Abstract: Background: The loss of effective atrial contraction is associated with an increased thromboembolic risk.
Aim: To study the electromechanical coupling of the atria in patients with paroxysmal atrial fibrillation (time of occurrence of the episodes <48 hours) using pulsed-wave tissue Doppler imaging.
Materials and methods: The study included 51 patients (26 men, 25 women; mean age 59.84±1.60 years) and 52 controls (26 men, 26 women; 59.50±1.46 years) without evidence to date for episodes of atrial fibrillation. We studied atrial electromechanical delay in lateral mitral annulus (P-A'MV) (ms) and tricuspid annulus (P-A'TV) (ms) as well as interatrial dyssynchrony (IAD) ((P-A'MV) - (P-A'TV)) (ms). The echocardiographic study in patients was performed on the twenty fourth hour and twenty-eighth day after the restoration of sinus rhythm. In controls the echocardiographic indicators were defined once.
Results: P- A'MV in patients with PAF was significantly prolonged compared to controls on the twenty-fourth hour as well as twenty-eighth day after the restoration of sinus rhythm (124.7±5.54 vs 106.80±2.30 ms, p=0.002; 123.2±6.12 vs 106.80±2.30 ms, p=0.006 respectively). The measurement of P- A'TV showed no difference in the indicator in patients and controls (91.24±4.79 vs 87.64±1.85 ms, p=0.44; 91.70±4.92 vs 87.64±1.85 ms, p=0.38 respectively). There is an increased IAD in patients with PAF compared to controls in both measurements (31.63±3.57 vs 18.64±1.35 ms, p<0.001; 31.55±2.75 vs 18.64±1.35 ms, p<0.001).
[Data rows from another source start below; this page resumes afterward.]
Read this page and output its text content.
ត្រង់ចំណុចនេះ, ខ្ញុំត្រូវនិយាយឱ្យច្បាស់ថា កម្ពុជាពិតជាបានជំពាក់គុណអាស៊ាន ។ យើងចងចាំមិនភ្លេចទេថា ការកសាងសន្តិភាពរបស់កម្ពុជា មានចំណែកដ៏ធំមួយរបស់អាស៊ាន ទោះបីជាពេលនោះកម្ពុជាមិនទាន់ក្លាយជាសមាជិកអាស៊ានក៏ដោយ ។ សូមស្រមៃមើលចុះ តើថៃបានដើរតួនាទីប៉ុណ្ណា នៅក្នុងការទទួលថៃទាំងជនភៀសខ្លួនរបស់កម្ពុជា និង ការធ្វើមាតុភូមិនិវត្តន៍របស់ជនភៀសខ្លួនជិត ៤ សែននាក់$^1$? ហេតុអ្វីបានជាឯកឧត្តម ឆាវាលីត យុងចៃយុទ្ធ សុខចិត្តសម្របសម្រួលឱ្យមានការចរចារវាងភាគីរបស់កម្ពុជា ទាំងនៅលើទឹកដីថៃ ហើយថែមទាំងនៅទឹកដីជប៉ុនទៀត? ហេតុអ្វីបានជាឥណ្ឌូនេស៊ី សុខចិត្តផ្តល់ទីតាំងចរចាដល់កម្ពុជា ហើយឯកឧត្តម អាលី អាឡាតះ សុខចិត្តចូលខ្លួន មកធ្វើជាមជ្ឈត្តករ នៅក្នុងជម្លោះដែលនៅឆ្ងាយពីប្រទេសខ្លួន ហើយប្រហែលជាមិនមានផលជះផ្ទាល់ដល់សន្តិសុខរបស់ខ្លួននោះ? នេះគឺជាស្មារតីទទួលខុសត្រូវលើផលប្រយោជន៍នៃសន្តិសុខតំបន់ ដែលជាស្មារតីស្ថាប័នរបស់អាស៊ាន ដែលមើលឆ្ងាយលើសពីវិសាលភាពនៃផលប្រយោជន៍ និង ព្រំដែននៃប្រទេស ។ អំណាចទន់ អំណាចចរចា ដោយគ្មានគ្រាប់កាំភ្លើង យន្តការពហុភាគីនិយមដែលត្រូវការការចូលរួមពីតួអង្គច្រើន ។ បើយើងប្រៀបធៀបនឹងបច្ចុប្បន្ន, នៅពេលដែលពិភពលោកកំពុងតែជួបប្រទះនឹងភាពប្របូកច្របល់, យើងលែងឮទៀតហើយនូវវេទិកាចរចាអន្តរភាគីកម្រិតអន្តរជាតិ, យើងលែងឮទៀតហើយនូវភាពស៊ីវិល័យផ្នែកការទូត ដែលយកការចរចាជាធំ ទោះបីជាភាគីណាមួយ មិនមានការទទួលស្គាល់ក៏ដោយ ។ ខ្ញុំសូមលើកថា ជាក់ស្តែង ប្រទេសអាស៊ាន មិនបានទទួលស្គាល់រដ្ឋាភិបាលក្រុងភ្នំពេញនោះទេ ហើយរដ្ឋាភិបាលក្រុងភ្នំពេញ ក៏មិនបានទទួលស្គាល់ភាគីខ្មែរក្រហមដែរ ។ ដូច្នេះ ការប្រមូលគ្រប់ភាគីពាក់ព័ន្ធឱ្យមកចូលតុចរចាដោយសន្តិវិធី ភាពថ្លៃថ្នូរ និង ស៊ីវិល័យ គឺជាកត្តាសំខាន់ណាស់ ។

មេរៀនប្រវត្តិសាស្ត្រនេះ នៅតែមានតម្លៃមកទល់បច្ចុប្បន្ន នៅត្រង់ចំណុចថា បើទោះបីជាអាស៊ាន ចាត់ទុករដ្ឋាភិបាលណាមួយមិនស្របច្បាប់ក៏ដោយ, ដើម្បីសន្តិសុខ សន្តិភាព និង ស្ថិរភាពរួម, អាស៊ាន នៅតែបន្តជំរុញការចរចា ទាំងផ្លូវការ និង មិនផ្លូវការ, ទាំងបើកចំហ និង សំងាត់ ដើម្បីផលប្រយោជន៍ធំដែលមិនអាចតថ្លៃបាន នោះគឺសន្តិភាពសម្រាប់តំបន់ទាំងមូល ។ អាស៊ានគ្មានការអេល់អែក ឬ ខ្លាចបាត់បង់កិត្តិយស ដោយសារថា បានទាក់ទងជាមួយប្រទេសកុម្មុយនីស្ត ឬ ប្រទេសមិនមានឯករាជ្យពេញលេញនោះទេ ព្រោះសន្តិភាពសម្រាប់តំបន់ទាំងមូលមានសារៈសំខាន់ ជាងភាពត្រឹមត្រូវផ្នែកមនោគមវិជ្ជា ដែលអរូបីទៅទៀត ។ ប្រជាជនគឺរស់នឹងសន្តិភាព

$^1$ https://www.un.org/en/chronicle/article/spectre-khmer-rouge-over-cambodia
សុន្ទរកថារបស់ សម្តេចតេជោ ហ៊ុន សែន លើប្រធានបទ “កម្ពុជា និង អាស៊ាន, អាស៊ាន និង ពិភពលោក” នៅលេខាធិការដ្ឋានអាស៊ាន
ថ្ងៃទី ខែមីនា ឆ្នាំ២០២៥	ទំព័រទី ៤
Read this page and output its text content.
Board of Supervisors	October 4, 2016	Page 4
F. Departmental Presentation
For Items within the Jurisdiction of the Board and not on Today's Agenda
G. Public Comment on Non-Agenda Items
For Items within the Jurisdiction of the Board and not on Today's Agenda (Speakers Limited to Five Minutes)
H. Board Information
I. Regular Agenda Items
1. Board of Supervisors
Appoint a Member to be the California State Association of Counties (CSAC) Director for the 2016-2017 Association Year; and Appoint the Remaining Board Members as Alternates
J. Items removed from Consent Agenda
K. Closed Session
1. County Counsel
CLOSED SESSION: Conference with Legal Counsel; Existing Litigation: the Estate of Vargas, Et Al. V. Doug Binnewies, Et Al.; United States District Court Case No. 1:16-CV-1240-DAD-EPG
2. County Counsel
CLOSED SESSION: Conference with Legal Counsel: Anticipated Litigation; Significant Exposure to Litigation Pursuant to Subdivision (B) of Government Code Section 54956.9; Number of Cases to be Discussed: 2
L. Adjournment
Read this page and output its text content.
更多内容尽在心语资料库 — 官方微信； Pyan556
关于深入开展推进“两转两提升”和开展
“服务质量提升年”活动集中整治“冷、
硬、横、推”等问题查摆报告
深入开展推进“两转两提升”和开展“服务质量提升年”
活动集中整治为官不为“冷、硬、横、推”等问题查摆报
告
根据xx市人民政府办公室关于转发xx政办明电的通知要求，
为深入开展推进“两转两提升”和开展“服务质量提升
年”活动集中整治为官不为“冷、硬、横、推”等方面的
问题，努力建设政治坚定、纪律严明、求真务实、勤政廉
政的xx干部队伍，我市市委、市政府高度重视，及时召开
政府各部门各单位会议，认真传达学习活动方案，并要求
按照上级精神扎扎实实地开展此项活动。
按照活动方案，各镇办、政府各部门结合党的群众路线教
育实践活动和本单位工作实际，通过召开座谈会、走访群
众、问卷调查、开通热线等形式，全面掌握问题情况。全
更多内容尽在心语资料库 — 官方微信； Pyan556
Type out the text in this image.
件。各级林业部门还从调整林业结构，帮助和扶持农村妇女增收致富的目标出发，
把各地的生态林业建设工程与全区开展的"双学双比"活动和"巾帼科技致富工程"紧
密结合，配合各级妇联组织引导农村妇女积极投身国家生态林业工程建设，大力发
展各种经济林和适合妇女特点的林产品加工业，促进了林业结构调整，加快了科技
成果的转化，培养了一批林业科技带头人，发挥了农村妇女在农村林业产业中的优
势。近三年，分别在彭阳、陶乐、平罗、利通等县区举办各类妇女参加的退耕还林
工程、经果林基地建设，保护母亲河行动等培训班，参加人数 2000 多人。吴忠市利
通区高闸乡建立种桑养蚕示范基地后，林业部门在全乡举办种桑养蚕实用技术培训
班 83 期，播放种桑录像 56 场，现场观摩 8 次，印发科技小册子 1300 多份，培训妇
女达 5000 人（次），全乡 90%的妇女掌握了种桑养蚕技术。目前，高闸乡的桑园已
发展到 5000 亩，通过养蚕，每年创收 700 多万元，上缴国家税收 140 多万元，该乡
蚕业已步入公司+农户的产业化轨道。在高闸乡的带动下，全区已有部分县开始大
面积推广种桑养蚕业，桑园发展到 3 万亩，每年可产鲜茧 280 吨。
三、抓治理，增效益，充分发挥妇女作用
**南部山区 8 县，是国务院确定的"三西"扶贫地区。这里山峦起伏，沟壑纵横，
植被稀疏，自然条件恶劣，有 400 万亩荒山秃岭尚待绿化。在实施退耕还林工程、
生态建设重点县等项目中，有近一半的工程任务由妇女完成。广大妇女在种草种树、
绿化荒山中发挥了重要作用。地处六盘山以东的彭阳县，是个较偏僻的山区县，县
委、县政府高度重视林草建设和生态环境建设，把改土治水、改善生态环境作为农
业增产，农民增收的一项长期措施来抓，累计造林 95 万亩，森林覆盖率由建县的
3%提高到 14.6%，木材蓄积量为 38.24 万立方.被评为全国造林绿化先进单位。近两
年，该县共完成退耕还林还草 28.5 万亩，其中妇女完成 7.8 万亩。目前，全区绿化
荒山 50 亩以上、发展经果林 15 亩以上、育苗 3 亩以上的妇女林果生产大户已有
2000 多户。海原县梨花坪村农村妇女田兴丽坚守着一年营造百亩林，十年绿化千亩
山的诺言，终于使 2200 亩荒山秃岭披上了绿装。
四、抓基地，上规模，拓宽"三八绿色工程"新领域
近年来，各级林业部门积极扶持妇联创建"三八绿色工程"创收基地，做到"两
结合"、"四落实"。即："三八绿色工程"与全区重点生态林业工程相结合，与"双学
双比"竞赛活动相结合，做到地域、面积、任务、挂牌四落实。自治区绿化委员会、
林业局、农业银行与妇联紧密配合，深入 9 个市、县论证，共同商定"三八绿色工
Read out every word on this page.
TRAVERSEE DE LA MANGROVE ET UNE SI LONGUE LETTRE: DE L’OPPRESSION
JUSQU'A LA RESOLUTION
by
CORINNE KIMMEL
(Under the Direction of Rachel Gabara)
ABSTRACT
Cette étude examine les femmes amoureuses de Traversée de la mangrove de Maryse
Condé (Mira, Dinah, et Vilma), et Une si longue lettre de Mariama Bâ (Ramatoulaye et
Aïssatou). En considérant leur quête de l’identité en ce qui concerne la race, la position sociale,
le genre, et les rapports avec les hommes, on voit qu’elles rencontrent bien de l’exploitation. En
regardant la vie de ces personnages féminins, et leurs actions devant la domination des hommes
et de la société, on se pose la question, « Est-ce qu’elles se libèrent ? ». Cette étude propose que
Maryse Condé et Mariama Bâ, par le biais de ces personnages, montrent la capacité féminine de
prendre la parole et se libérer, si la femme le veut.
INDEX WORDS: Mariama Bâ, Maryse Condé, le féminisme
Conclusion: Our study found prolonged atrial electromechanical delay and interatrial dyssynchrony after manifestation of PAF. The short episodes of arrhythmia lead to impaired electromechanical coupling for a long period of time. In this sense AF paroxysms are a major prerequisite for relapses of the disease and significantly increase the risk of embologenic accidents.